The treatment of SLAP lesions is still controversial [25]. However, in any case, reasonable intervention should be carried out for SLAP lesions to prevent continuous progression from causing a more substantial impact on patients’ lives. Therefore, it is vital to initially identify which patients have SLAP lesions to avoid delays in diagnosis due to diagnostic errors. However, because MRA examinations are rarely carried out in some medical institutions, many radiologists may lack relevant diagnostic experience, resulting in inaccurate diagnoses. The SLAP-Net model developed in this study can assist these radiologists in diagnosis and is expected to improve diagnostic accuracy, sensitivity, and specificity.

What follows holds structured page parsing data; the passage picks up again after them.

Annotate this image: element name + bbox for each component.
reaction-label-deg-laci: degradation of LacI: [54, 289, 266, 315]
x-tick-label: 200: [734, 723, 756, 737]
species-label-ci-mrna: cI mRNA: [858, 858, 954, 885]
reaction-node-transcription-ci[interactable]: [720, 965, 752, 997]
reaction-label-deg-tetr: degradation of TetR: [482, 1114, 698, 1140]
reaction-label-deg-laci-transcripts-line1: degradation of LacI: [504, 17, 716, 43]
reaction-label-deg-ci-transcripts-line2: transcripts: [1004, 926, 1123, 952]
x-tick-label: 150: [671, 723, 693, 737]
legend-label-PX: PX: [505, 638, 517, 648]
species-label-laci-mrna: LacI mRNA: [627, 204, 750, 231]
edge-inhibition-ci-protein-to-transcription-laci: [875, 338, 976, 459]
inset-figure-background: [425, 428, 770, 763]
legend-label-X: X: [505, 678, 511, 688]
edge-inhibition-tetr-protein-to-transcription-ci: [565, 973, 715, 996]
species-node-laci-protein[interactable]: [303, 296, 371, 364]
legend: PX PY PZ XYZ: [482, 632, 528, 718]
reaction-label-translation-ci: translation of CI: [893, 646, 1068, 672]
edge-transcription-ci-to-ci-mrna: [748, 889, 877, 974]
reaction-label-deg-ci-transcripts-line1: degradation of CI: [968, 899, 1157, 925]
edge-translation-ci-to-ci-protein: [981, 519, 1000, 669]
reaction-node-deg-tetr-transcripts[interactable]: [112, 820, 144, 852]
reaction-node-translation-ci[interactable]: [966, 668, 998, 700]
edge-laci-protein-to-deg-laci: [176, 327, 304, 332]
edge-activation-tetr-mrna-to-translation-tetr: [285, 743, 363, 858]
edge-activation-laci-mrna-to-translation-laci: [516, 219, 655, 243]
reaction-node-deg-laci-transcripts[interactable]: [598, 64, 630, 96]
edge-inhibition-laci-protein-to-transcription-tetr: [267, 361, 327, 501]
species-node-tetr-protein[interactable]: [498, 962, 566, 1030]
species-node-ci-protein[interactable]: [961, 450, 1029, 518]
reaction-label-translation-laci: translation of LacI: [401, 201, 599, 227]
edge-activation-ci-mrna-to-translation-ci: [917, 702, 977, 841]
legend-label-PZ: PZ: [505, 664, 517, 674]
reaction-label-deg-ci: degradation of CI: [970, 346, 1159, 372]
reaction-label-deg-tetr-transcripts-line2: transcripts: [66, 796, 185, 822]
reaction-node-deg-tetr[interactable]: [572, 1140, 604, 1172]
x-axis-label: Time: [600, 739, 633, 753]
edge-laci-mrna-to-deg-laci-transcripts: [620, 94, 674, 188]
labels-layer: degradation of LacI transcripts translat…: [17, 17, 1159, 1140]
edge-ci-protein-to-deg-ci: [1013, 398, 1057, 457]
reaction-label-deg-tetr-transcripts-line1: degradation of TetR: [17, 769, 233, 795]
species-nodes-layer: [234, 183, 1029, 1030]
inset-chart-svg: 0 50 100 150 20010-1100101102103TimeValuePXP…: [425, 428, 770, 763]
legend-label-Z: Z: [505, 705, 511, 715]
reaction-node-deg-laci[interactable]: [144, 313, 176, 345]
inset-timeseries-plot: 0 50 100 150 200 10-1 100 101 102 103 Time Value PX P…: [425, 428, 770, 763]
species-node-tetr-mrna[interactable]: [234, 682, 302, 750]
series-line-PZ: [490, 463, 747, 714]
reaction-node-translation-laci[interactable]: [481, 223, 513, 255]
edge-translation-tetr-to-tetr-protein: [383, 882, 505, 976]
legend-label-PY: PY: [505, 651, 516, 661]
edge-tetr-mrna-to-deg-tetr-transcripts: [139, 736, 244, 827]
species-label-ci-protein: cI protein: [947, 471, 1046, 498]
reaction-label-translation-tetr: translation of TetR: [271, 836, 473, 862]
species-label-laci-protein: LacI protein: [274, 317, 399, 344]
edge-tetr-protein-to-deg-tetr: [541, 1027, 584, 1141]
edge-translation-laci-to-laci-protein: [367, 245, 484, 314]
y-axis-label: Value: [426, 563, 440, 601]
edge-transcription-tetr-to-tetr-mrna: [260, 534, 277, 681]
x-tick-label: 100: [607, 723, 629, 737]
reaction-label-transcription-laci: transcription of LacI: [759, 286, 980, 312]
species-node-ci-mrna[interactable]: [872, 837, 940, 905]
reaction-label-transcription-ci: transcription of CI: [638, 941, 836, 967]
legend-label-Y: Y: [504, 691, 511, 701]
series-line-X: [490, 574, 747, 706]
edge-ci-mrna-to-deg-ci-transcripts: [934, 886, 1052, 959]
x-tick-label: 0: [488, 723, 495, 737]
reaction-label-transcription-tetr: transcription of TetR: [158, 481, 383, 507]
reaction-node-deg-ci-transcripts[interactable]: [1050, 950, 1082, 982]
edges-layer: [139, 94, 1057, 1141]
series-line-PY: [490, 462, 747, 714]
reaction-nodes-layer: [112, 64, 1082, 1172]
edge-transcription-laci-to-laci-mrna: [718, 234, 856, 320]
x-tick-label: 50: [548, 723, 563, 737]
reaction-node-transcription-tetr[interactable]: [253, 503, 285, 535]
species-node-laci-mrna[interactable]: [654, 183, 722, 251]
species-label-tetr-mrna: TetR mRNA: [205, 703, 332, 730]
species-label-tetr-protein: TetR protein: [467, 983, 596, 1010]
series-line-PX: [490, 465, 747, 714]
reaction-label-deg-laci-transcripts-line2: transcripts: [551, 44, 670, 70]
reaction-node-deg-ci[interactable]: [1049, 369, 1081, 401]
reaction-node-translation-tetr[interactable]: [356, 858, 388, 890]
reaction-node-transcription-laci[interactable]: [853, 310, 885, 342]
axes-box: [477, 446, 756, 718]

In this study, we used the images in dataset 1 to build and test the SLAP-Net model and used images from the other two devices (dataset 2) to conduct independent tests to verify the generality of the model. The results showed that the model achieved excellent diagnostic performance on dataset 1. Even though the model’s performance on dataset 2 was reduced, it still reached the level of an experienced MSK radiologist, which demonstrates that the model has good general performance. However, due to the lack of an out-of-group test set, a more accurate assessment of generality requires further research in the future. The performance of the SLAP-Net model developed in this study is similar to that of senior MSK radiologists, implying that the model has both good stability and good diagnostic performance.

Limitations

(1) In this study, we only identified SLAP lesions preliminarily and did not conduct a more detailed classification because only type II SLAP lesions were common in the dataset; the other types were relatively scarce, which may have made for insufficient sample sizes of those. The imbalance between the numbers would lead to poor model performance or even failure to converge. We will conduct further related research after collecting enough data in the future. (2) Our study did not use conventional MRI data as input because MRA is the most accurate preoperative examination method for diagnosing SLAP lesions. In the future, we will also collect data with conventional MRI and conduct related research. (3) This study lacks an out-of-group test set and only uses different devices for verification. Because no suitable dataset has been found thus far, this work will be done in the future. (4) The training, verification, and testing of SLAP-Net were performed only on data from 3.0-T equipment, and no related research has been conducted on data from 1.5-T equipment.

Conclusion

Our study demonstrates that SLAP-Net has good diagnostic performance in identifying SLAP lesions, and the performance of this model is comparable to that of senior radiologists. Therefore, the SLAP-Net model has the potential to help radiologists and clinicians identify SLAP lesions more accurately before surgery.